Like all things, however, life is not always so straight forward. Even within the colony of bumblebees, conflict can be found. One minor conflict occurs between the queen and her humble workers. Whilst the queen is responsible for near all egg-laying, it is not impossible for workers to lay their own eggs. These eggs cannot be fertilised, as the workers have never been mated with, and so all worker-produced brood are males. This is a benefit to them as these workers will be more related to their sons than their queen-laid brothers. As such, they reap more genetic benefits if their sons go on to mate with the next generation of queens. The queen, however, is not a fan of such blatant insubordination as she shares less genetic content with her grandsons than she does with her sons. Therefore, any sign of workers laying their own eggs is met with swift and harsh retribution. Workers that are found laying eggs will be given a harsh scolding and the worker-laid eggs are eaten by the queen. Such behaviour can be seen in this amazing video by Ryan Brock on Twitter (@RBrock94): pic.twitter.com/AHop2WIBvD
Cool example of kin conflict in one of my Tree Bumblebee colonies. Here, the queen catches worker #3 laying eggs and gives her a rather nasty telling off. pic.twitter.com/AHop2WIBvD
— Ryan Brock (@RBrock94) April 24, 2019
The discord within bumblebee colonies does not end there, however. A more disastrous conflict can arise with the infiltration of a cuckoo bumblebee into the nest.
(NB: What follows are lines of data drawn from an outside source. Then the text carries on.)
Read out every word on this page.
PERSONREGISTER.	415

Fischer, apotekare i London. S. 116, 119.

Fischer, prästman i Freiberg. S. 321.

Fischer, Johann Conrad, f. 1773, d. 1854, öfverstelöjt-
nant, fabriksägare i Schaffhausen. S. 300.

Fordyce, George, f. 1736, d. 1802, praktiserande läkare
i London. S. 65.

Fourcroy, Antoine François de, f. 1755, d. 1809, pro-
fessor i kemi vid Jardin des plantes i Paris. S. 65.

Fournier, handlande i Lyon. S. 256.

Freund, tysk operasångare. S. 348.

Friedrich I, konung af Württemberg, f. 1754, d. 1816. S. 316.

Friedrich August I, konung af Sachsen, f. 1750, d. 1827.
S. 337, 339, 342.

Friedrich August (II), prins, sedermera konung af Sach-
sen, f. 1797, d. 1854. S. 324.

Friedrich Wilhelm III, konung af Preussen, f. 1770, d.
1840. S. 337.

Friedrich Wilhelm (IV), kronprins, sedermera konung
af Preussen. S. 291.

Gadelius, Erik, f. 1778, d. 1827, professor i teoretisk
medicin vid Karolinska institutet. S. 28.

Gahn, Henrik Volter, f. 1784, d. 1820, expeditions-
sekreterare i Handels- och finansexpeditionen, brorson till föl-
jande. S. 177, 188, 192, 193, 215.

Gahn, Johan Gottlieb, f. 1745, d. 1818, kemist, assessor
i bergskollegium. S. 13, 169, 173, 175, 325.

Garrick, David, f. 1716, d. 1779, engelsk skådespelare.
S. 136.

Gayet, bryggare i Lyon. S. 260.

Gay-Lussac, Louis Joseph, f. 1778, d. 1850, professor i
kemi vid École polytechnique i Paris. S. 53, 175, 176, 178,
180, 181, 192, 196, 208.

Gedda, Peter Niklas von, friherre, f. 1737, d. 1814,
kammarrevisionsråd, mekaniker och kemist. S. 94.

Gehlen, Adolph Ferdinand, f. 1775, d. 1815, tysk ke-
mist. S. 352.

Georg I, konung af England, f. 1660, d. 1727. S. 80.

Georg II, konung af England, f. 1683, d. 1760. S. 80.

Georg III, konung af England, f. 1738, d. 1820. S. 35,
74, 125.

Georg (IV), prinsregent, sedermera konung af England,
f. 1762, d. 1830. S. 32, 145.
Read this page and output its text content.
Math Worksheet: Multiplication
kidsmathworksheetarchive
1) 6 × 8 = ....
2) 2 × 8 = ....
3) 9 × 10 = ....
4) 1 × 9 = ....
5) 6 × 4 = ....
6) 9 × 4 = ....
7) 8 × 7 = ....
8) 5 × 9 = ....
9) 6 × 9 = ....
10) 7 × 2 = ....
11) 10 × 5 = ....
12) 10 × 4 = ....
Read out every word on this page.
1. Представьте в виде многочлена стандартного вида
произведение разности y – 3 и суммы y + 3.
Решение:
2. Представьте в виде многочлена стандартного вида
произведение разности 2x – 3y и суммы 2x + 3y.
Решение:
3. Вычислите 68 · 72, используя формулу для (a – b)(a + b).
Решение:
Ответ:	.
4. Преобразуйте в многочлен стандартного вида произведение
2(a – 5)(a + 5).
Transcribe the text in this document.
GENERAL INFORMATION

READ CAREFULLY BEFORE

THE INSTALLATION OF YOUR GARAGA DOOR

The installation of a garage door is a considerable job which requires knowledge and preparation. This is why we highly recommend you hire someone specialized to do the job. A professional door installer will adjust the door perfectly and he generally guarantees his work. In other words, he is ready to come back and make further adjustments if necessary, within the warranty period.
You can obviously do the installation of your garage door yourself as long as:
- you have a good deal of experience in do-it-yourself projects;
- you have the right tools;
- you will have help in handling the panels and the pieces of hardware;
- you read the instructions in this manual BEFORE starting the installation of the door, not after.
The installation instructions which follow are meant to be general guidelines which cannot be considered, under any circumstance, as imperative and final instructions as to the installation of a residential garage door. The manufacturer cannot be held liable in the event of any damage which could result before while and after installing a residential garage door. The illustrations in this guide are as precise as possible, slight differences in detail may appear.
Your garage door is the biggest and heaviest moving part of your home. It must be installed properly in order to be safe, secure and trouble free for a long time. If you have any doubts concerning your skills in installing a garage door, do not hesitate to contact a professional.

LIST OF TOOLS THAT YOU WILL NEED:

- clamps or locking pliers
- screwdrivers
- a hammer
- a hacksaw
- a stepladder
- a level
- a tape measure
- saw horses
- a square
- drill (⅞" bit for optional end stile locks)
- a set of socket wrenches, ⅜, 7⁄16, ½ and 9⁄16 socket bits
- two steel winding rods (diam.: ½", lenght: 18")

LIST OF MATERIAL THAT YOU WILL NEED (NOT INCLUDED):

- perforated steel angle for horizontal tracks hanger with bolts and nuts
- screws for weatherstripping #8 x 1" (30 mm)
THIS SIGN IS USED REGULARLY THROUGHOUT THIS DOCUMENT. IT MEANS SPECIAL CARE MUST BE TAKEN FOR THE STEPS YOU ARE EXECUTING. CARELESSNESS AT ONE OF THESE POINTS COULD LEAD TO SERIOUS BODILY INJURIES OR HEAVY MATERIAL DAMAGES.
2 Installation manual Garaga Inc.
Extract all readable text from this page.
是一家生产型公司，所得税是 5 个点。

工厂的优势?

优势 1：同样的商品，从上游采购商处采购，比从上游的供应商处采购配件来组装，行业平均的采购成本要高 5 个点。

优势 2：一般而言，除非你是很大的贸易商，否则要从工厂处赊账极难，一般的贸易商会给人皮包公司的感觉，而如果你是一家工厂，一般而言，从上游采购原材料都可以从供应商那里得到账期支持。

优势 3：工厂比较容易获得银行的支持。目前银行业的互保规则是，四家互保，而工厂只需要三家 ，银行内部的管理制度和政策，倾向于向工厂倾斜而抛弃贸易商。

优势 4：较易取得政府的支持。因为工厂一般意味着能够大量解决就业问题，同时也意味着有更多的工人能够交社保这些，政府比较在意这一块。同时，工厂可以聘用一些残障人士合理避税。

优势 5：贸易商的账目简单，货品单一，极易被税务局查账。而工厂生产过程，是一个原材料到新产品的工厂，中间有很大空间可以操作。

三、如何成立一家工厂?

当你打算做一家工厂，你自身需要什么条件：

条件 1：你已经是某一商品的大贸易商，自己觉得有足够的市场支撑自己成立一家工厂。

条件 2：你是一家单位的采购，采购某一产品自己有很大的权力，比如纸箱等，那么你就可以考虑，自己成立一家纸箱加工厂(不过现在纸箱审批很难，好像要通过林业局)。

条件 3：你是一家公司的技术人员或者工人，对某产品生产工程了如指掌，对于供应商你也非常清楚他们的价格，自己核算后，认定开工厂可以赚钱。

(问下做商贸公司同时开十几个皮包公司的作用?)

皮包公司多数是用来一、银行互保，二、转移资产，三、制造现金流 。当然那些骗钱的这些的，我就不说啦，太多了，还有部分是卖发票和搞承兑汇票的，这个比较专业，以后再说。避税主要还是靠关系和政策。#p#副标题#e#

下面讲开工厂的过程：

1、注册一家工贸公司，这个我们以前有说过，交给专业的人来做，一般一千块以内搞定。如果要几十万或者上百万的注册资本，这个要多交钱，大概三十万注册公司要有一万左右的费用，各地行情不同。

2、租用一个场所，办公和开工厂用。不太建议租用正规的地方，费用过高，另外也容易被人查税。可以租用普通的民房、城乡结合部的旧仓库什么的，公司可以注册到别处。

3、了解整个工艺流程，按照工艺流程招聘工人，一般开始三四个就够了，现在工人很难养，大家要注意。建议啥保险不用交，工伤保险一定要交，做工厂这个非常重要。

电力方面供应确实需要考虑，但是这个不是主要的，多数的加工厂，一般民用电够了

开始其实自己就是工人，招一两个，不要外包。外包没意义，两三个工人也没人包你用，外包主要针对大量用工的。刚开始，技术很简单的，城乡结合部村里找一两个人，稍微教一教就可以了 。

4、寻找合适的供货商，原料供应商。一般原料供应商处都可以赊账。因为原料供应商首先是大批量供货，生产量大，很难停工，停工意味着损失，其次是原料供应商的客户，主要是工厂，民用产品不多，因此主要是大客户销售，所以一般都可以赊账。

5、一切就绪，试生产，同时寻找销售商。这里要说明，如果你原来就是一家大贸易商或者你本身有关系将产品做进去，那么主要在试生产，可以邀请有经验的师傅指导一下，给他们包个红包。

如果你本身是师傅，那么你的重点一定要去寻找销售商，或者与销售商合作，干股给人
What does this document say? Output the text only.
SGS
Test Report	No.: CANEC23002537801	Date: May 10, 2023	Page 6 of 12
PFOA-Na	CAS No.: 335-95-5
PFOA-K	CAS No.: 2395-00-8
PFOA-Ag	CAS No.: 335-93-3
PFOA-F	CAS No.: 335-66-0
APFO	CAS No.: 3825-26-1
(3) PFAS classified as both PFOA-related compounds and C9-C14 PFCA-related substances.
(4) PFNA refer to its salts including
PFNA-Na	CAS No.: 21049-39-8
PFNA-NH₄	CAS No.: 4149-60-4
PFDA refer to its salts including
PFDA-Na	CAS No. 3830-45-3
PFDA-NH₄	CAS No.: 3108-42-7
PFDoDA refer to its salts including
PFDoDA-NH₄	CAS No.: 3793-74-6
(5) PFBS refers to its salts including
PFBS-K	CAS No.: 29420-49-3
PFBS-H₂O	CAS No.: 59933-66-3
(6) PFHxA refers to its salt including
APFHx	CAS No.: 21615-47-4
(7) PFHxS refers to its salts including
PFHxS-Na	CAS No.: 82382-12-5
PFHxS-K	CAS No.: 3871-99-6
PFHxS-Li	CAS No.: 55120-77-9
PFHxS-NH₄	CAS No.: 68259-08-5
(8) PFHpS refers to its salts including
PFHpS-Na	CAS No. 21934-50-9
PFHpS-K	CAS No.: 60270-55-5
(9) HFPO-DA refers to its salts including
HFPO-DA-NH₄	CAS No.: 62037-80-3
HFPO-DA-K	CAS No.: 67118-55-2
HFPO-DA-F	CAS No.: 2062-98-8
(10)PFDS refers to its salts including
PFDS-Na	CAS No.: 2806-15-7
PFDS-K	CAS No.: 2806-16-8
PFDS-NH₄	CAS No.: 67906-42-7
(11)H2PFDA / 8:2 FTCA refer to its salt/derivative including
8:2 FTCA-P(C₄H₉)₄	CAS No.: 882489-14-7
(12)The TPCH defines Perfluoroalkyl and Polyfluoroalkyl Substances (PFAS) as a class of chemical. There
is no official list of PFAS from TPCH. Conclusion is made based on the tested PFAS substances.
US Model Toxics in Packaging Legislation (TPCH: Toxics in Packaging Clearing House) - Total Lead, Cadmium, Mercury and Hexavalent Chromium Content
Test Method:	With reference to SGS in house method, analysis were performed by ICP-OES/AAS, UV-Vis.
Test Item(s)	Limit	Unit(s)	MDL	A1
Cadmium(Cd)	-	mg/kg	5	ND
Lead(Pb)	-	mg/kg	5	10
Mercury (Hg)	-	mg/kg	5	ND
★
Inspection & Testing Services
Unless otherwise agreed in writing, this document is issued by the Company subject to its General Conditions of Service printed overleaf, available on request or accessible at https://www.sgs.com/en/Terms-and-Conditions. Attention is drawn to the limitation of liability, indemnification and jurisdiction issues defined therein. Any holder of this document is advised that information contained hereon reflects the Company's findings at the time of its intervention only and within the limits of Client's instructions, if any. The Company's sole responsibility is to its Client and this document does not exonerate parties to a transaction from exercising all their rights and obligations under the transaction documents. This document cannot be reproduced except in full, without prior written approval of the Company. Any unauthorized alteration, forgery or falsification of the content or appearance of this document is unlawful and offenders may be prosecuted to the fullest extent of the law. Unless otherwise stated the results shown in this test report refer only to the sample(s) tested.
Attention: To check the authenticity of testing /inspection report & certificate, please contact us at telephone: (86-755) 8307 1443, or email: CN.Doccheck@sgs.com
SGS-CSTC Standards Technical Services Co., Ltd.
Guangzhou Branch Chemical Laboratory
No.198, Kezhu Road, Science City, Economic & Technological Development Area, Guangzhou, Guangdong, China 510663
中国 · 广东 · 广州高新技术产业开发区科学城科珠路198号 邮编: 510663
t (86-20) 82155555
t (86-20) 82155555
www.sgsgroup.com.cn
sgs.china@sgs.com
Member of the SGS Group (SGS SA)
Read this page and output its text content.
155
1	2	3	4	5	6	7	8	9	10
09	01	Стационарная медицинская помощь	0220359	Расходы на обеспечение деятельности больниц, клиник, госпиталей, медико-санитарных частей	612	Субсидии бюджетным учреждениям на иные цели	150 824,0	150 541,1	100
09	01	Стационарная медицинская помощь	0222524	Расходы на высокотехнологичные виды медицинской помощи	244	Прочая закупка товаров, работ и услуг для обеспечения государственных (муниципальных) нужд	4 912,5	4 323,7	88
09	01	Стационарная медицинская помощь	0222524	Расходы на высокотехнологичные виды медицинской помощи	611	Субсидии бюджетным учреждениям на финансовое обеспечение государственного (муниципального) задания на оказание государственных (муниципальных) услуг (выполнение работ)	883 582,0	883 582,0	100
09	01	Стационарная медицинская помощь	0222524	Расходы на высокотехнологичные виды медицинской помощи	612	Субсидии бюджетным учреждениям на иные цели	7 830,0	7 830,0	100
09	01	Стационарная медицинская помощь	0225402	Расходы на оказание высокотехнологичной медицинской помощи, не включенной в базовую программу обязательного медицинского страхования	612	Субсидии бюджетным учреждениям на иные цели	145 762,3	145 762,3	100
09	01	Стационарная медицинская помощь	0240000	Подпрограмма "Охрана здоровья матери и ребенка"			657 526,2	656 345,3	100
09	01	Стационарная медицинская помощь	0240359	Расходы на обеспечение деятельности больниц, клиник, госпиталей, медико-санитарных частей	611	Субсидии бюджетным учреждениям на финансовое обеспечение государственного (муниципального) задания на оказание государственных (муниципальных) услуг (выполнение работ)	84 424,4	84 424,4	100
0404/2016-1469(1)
Cuckoo bumblebees are a parasitic bumblebee species whose goal is to establish themselves within a social bumblebee nest and oust the queen. This allows them to lay their own eggs which will then be tended to by the host colony’s workers. These cuckoo bumblebee queens emerge from hibernation just over a month later compared to the social bumblebee queens. At this time the cuckoo queen will be able to build up her energy stores and then be ready to find an unsuspecting host colony. These potential host colonies will have reared enough workers that the cuckoo queen can use to raise her own brood, but not so many that she will be overpowered when she tries to establish herself within the host colony. Once the host queen has been defeated and the cuckoo queen can start laying, only new queens and drones are reared. Cuckoo bumblebee species have no need to waste resources on producing workers as she can merely leach off the workers already present in the host colonies. While a certain death sentence to the genetic longevity of the host colony, cuckoo bumblebee species are an amazing display of the resourcefulness and ruthlessness of nature.